# Microsoft Office Application Help - Excel Help forum > Excel Formulas & Functions >  >  HOW DO I CHANGE THE EXCEL CURSOR TO AN ARROW FROM A CROSS ?

## Accellerate

usually, the cursor on spreadsheets is an arrow. when you enclose a word, you
can move it to another cell, you can drag the cell starting from (i.e. a and
you can stop it at z) from March to January etc. my cursor is a cross like
pointer which does not respond to any such commands. This occurrance is
recent so I would imagine it was created by a finger movement changing some
configuaration casuing this problem to occur.
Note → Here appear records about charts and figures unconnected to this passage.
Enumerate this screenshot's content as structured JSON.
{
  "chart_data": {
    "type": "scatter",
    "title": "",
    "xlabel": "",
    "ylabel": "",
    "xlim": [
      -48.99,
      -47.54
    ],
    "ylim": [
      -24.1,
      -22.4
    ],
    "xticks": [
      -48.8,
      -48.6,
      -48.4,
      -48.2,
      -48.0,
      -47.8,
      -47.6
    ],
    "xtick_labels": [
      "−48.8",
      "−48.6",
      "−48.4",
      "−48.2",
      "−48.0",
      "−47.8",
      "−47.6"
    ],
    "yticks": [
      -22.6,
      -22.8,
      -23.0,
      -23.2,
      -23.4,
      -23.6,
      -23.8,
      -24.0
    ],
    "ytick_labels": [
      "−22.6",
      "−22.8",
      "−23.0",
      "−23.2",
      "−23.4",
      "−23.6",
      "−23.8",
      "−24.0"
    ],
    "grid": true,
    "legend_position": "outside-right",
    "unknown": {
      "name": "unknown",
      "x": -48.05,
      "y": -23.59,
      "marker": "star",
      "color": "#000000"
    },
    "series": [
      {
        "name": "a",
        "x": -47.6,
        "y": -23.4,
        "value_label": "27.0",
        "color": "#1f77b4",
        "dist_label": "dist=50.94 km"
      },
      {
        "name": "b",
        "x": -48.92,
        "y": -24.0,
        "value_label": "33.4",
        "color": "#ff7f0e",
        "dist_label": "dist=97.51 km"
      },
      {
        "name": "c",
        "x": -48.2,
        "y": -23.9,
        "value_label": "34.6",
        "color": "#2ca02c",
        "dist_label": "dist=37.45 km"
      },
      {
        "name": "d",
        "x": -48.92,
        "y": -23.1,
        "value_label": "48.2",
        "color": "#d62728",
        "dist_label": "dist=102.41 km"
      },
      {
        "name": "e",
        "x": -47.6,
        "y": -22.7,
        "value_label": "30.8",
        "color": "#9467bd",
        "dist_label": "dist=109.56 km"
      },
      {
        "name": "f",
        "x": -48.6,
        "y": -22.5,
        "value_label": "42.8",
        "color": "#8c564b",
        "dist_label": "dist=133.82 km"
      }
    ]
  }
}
As i am a business plan developer, these missing commands is a great
handicapp for me as it slows down my work consideraly.

----------


## Gord Dibben

Maybe Tools>Options>Edit.

Check "enable cell drag and drop"

BTW...........normally the cursor on Excel sheets is a fat white cross unless
you are pointing off the sheet..


Gord Dibben  MS Excel MVP

On Sat, 27 May 2006 15:57:01 -0700, Accellerate
<Accellerate@discussions.microsoft.com> wrote:

>usually, the cursor on spreadsheets is an arrow. when you enclose a word, you
>can move it to another cell, you can drag the cell starting from (i.e. a and
>you can stop it at z) from March to January etc. my cursor is a cross like
>pointer which does not respond to any such commands. This occurrance is
>recent so I would imagine it was created by a finger movement changing some
>configuaration casuing this problem to occur.
>
>As i am a business plan developer, these missing commands is a great
>handicapp for me as it slows down my work consideraly.
>

----------